Hi, I've managed to configure BDB in synchronous mode (i.e., each put is persisted on disk when committing). However, now I'm doing 2000 puts per seconds, each with payload from 10 to 250 kilobytes, yet I'm getting (from iostat) that each disk-transfer is only about 6 kilobytes (because of 23 megabytes written on disk per second, divided by 3750 transfers per second). How is that even possible? Is there a way of telling BDB to minimize the number of disk-transfers per second in SYNC mode? It seems that BDB is breaking each put's payload into smaller pieces, and only then saving to disk in a bunch of disk-transfers.
JE does not split up a single write into multiple writes -- and certainly doesn't do an fsync for each one.
JE may do multiple writes (but not fsyncs) for a single, multi-operation txn if the write buffer fills. And it will do multiple writes for a single operation, if the record is larger than the write buffer. However, it doesn't sounds like this (overflowing of the write buffer) is what you're experiencing. In any case, you can configure the size of the JE write buffer with EnvironmentConfig.LOG_TOTAL_BUFFER_BYTES, LOG_NUM_BUFFERS, and LOG_BUFFER_SIZE.
Another thing is that JE will group fsyncs (this is called "group commit") when multiple threads are committing concurrently with SYNC durability. In this case you'll see a smaller number of physical writes than the number of commits.
I asked a colleague who has more experience with iostat than I do about this, and he gave me the following information:
We would expect there to be one sync per put on average, assuming the application is doing serial writes and there are no group commits to further obfuscate the issue. Given the high sync write rate, the writes are presumably to an SSD, or spinning rust with a large non-volatile disk write cache
I'm not sure what he means by disk transactions in iostats. Perhaps he means the number of disk transfer requests issued to the device listed as tps (transfers per sec) in iostat output.
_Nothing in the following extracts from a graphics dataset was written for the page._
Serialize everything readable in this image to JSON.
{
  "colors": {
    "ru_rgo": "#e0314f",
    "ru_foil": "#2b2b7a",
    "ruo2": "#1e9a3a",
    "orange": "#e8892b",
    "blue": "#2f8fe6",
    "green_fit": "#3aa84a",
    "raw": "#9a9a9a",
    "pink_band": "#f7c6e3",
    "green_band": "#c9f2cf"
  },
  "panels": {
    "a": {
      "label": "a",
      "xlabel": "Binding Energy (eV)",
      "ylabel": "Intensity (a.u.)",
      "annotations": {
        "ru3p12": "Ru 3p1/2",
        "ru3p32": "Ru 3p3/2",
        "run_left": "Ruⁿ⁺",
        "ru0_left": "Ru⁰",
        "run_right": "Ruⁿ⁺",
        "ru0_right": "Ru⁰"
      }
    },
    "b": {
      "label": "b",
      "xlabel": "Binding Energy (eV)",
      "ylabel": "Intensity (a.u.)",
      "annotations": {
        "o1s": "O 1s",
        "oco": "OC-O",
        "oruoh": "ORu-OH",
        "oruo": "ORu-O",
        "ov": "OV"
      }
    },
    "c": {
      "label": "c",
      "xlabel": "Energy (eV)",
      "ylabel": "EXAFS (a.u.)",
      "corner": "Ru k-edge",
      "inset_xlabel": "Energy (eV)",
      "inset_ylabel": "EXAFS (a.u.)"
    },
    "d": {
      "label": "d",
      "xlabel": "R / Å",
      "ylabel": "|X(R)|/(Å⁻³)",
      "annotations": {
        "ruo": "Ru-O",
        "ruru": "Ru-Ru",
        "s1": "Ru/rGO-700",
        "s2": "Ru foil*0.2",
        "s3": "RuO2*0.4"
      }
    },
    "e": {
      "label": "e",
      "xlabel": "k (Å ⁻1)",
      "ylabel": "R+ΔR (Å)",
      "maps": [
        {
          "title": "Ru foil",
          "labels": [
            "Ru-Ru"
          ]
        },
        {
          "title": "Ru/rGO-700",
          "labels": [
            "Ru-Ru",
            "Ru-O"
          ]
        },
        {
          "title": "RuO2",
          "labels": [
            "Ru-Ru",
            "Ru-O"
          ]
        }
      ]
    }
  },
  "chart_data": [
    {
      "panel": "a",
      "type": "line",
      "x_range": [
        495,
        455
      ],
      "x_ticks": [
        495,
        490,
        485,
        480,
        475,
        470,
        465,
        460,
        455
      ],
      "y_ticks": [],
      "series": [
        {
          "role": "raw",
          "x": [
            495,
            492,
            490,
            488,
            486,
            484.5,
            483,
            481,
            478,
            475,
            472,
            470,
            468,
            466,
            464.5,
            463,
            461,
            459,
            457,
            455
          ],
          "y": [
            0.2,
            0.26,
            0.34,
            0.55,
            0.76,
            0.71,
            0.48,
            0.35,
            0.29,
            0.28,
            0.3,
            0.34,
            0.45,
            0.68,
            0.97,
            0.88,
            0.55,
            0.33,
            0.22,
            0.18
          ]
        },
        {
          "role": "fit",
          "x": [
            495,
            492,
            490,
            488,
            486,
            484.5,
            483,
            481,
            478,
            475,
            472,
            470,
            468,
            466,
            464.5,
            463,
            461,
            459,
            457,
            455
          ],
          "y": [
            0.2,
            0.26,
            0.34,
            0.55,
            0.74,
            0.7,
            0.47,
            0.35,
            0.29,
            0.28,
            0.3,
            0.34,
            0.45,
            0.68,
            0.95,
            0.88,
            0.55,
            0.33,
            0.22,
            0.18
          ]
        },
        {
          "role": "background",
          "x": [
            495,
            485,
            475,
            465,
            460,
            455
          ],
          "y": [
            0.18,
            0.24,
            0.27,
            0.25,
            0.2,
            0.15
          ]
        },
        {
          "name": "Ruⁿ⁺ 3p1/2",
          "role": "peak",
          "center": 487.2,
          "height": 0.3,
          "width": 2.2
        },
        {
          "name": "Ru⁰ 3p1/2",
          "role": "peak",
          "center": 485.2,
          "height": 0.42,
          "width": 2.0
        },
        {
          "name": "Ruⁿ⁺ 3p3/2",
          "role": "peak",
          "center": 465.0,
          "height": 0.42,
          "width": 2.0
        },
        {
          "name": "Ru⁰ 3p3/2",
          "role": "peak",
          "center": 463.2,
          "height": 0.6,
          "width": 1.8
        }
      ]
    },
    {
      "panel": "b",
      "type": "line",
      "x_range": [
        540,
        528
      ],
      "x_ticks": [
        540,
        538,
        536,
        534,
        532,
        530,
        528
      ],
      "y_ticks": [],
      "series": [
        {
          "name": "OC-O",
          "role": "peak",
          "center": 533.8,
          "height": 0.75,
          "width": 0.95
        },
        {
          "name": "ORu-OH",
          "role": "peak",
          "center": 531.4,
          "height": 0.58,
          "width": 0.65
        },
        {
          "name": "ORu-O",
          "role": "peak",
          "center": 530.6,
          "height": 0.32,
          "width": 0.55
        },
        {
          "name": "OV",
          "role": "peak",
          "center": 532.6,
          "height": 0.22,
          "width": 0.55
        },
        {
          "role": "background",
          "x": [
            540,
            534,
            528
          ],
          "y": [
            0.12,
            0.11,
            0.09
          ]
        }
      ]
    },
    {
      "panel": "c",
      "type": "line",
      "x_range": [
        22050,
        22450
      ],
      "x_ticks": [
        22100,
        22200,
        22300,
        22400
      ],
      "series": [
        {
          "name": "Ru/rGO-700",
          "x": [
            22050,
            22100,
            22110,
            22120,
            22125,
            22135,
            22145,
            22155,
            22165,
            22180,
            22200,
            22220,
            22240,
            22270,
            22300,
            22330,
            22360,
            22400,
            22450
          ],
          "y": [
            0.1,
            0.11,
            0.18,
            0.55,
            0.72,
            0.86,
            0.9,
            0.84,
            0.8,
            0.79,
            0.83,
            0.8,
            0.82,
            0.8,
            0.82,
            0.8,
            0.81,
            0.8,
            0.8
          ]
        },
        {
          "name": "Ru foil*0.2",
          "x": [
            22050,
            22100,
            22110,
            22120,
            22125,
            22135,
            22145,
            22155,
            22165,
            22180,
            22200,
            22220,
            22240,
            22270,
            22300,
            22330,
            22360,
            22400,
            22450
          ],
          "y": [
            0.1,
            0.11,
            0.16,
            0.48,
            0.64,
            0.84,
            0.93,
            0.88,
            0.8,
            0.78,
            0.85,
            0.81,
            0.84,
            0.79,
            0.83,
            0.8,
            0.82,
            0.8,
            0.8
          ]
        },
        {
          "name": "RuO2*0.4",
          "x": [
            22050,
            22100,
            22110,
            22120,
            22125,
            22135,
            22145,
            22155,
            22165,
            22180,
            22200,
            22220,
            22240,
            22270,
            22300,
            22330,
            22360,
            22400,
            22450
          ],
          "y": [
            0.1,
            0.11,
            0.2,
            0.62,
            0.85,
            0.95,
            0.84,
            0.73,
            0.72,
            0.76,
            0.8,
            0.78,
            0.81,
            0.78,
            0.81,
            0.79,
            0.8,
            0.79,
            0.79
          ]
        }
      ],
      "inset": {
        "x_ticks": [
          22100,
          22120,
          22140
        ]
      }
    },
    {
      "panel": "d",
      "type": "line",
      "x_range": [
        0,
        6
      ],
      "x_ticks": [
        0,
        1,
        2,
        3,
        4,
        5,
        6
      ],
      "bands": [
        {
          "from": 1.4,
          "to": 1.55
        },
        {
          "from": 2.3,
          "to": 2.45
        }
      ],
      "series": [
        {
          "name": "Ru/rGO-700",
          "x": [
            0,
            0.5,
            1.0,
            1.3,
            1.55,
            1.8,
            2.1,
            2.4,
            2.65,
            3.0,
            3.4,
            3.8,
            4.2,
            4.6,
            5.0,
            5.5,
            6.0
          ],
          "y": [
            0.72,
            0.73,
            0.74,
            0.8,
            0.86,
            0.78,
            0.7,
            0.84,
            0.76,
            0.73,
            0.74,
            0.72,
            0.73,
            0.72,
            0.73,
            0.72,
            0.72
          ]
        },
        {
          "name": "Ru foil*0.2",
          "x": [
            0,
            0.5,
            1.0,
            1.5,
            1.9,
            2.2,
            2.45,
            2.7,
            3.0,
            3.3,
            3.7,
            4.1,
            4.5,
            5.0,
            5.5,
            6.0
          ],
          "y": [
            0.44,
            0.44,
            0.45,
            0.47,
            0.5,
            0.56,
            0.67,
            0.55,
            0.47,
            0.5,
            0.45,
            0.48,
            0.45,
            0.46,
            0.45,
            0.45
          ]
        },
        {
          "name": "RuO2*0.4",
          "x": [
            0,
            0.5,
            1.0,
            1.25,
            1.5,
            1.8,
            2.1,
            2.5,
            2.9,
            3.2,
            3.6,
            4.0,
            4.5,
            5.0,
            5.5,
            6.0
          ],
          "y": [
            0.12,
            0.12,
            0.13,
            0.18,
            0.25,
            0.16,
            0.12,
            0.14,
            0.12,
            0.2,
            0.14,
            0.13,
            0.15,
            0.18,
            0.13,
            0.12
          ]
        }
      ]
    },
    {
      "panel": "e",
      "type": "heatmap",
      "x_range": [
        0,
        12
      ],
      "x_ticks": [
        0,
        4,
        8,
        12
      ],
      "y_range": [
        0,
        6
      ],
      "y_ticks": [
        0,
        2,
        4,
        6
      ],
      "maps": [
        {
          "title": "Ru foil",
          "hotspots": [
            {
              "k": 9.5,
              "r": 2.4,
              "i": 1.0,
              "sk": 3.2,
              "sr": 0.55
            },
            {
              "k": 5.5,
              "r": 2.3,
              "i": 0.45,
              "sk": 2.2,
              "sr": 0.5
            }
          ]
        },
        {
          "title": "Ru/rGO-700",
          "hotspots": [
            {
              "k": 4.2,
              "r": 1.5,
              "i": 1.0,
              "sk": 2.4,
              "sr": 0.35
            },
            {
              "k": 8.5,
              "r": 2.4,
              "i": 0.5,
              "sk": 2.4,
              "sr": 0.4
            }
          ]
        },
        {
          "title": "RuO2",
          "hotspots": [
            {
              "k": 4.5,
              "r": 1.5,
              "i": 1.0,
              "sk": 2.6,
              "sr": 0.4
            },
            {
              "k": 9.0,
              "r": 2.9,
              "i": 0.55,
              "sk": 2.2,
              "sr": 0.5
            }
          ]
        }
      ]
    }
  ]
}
If he is using ext3 and he does not have the file system mounted with noatime, he may be observing write requests to update the file system "atime" metadata with each request. So for 2K sync puts/sec he would see roughly 4K (2k put + 2k atime update) write requests/sec and his average write payload would be ~12KB/transfer (the atime write payload is negligible), which would be consistent with the application's put behavior. This is all a guess.
I hope this helps.
Thanks, mark. Yeah, I was referring to transfers per second. (I don't know why on earth I read "transactions"). I'll keep investigating here. It definitely helps to know that bdb does not split a write into multiple writes.
What bothers me is that zookeeper (the application I'm competing with) managed to reach 40 kb/transfer while, with bdb, I barely reached 6 kbytes/transfer.